April 26, 2024
N.Y. Republicans pitch recall proposal that would let voters remove Manhattan DA Alvin Bragg

N.Y. Republicans pitch recall proposal that would let voters remove Manhattan DA Alvin Bragg

ALBANY — Republican lawmakers are taking aim at Manhattan District Attorney Alvin Bragg with a proposed constitutional change giving voters the power to remove prosecutors from office.

GOP leaders in the Senate and Assembly unveiled a constitutional amendment this week that would make district attorneys subject to recall campaigns. The proposal comes days after San Francisco voters backed the removal of Chesa Boudin, the California city’s progressive district attorney.

Senate Minority Leader Rob Ortt (R-Lockport) made clear the measure is directed at Bragg, who has faced calls for his removal over what critics consider a “soft on crime” stance.

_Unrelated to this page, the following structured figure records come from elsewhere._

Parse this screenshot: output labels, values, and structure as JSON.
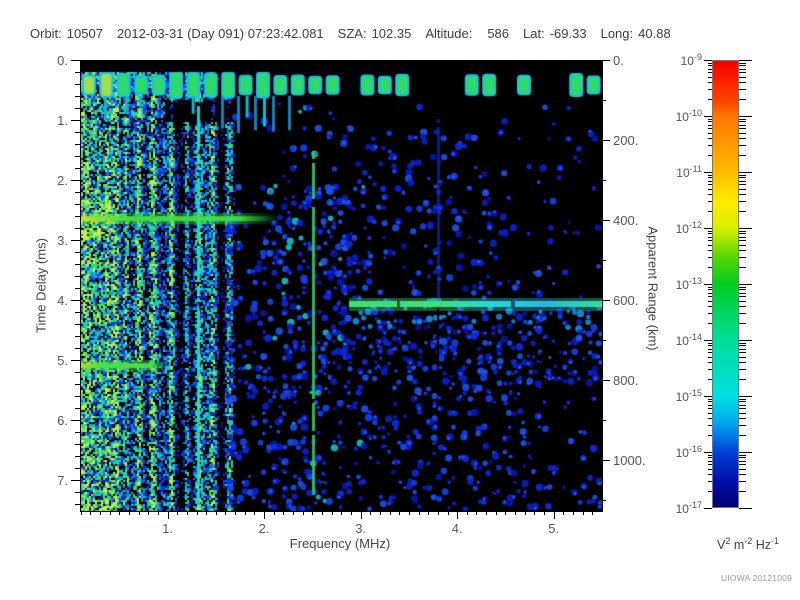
{
  "header": {
    "fields": [
      {
        "label": "Orbit:",
        "value": "10507"
      },
      {
        "label": "",
        "value": "2012-03-31 (Day 091) 07:23:42.081"
      },
      {
        "label": "SZA:",
        "value": "102.35"
      },
      {
        "label": "Altitude:",
        "value": "586"
      },
      {
        "label": "Lat:",
        "value": "-69.33"
      },
      {
        "label": "Long:",
        "value": "40.88"
      }
    ]
  },
  "credit": "UIOWA 20121009",
  "chart_data": {
    "type": "heatmap",
    "title": "Radar sounder ionogram (spectrogram)",
    "xlabel": "Frequency (MHz)",
    "ylabel_left": "Time Delay (ms)",
    "ylabel_right": "Apparent Range (km)",
    "x_range_mhz": [
      0.093,
      5.49
    ],
    "y_range_ms": [
      0,
      7.5
    ],
    "right_axis_range_km": [
      0,
      1125
    ],
    "x_ticks": [
      {
        "value": 1,
        "label": "1."
      },
      {
        "value": 2,
        "label": "2."
      },
      {
        "value": 3,
        "label": "3."
      },
      {
        "value": 4,
        "label": "4."
      },
      {
        "value": 5,
        "label": "5."
      }
    ],
    "x_minor_step_mhz": 0.1,
    "y_ticks_ms": [
      {
        "value": 0,
        "label": "0."
      },
      {
        "value": 1,
        "label": "1."
      },
      {
        "value": 2,
        "label": "2."
      },
      {
        "value": 3,
        "label": "3."
      },
      {
        "value": 4,
        "label": "4."
      },
      {
        "value": 5,
        "label": "5."
      },
      {
        "value": 6,
        "label": "6."
      },
      {
        "value": 7,
        "label": "7."
      }
    ],
    "y_minor_step_ms": 0.2,
    "y_ticks_km": [
      {
        "value": 0,
        "label": "0."
      },
      {
        "value": 200,
        "label": "200."
      },
      {
        "value": 400,
        "label": "400."
      },
      {
        "value": 600,
        "label": "600."
      },
      {
        "value": 800,
        "label": "800."
      },
      {
        "value": 1000,
        "label": "1000."
      }
    ],
    "y_minor_step_km": 100,
    "colorbar": {
      "scale": "log",
      "tick_exponents": [
        -9,
        -10,
        -11,
        -12,
        -13,
        -14,
        -15,
        -16,
        -17
      ],
      "units_parts": [
        {
          "base": "V",
          "exp": "2"
        },
        {
          "base": "m",
          "exp": "-2"
        },
        {
          "base": "Hz",
          "exp": "-1"
        }
      ],
      "gradient": [
        {
          "pos": 0.0,
          "color": "#f40000"
        },
        {
          "pos": 0.09,
          "color": "#ff4400"
        },
        {
          "pos": 0.125,
          "color": "#ff7700"
        },
        {
          "pos": 0.25,
          "color": "#ffbb00"
        },
        {
          "pos": 0.32,
          "color": "#fcee00"
        },
        {
          "pos": 0.375,
          "color": "#d8ee00"
        },
        {
          "pos": 0.44,
          "color": "#55d800"
        },
        {
          "pos": 0.5,
          "color": "#00cc22"
        },
        {
          "pos": 0.625,
          "color": "#00dd99"
        },
        {
          "pos": 0.75,
          "color": "#00e0e0"
        },
        {
          "pos": 0.81,
          "color": "#00aaee"
        },
        {
          "pos": 0.875,
          "color": "#0044d8"
        },
        {
          "pos": 0.94,
          "color": "#0011aa"
        },
        {
          "pos": 1.0,
          "color": "#000077"
        }
      ]
    },
    "features": {
      "blank_top_ms": 0.18,
      "transmit_band": {
        "t_range": [
          0.22,
          0.58
        ],
        "f_range": [
          0.093,
          5.49
        ],
        "colors": [
          "#17c2e8",
          "#2fd96a"
        ]
      },
      "horizontal_lines": [
        {
          "t": 2.62,
          "f_range": [
            0.093,
            2.15
          ],
          "color": "#3fe03f",
          "left_color": "#b8e832"
        },
        {
          "t": 5.07,
          "f_range": [
            0.093,
            1.0
          ],
          "color": "#49e04a",
          "left_color": "#aade3a"
        }
      ],
      "surface_echo_line": {
        "t": 4.05,
        "f_range": [
          2.87,
          5.49
        ],
        "colors": [
          "#3fe07a",
          "#2ad8d8"
        ]
      },
      "surface_echo_cloud": {
        "t_range": [
          3.95,
          5.35
        ],
        "f_range": [
          2.55,
          5.49
        ]
      },
      "noise_band_max_f": 1.95,
      "noise_columns_f": [
        0.115,
        0.135,
        0.175,
        0.22,
        0.28,
        0.35,
        0.44,
        0.55,
        0.68,
        0.83,
        1.02,
        1.18,
        1.3,
        1.45,
        1.62
      ],
      "vertical_lines": [
        {
          "f": 1.3,
          "t_range": [
            0.22,
            7.5
          ],
          "color": "#25ddd0"
        },
        {
          "f": 2.5,
          "t_range": [
            1.5,
            7.2
          ],
          "color": "#2ecc55"
        },
        {
          "f": 3.79,
          "t_range": [
            0.9,
            4.0
          ],
          "color": "#1432cc"
        }
      ],
      "noise_seed": 1234567
    }
  }
}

“This disturbing trend of progressive, soft-on-crime district attorneys – including Manhattan DA Alvin Bragg here in New York – refusing to prosecute crime has got to stop,” Ortt said in a statement. “If Gov. Hochul won’t do the right thing and remove him from office, New Yorkers should have the power to do so on their own.”

Bragg has come under fire for instructing prosecutorsnot to charge certain crimes at all and to downgrade others just days after taking office. He later walked back parts of those policies.

Currently, in New York, only the governor has the power to remove a local prosecutor from office.

Some other states, including California and Wisconsin, have recall mechanisms allowing voters to remove such officials from elected office.

In San Francisco, Boudin was recalled Tuesday after 60% of voters decided they had enough of his decision not to prosecute quality-of-life crimes since taking office in 2020.

All four top GOP gubernatorial candidates in New York, including Rob Astorino, Harry Wilson, Andrew Giuliani and Rep. Lee Zeldin (R-N.Y.), have said they would boot Bragg from office if elected.

Gov. Hochul met with the embattled prosecutor back in January as Bragg’s policies were met with condemnation from NYPD and police unions who accused him of being soft on crime. The governor said at the time she had a “productive conversation” with Bragg and expressed a reluctance to oust the newly elected official.

Mayor Adams, meanwhile, didn’t mention Bragg by name earlier this week as he continued to call out the courts and prosecutors for failing to more aggressively go after gun offenders.

“I don’t believe there is support if judges are not holding people accountable, if laws are not indicating those who are repeated offenders and violent are not being held accountable and if we have a bottlenecked criminal justice system,” he said as he touted the work of the NYPD in getting guns off the street.

Bragg’s office did not immediately respond to a request for comment.

For the Republican-backed constitutional change to take effect, the state Dem-led state Legislature would have to approve it in back-to-back sessions separated by an election and then voters would then have to sign off on it.

Assembly Minority Leader Will Barclay (R-Oswego) said the measure is needed to ensure district attorneys are held accountable.

“Public prosecutors who turn a blind eye to crime completely undermine the quality of life people are able to experience,” Barclay said. “District attorneys have a duty to uphold the law and protect the community, two very basic responsibilities that are unfortunately being ignored with greater frequency.

“DAs who choose to act as political activists once they take office need to be held accountable,” he added.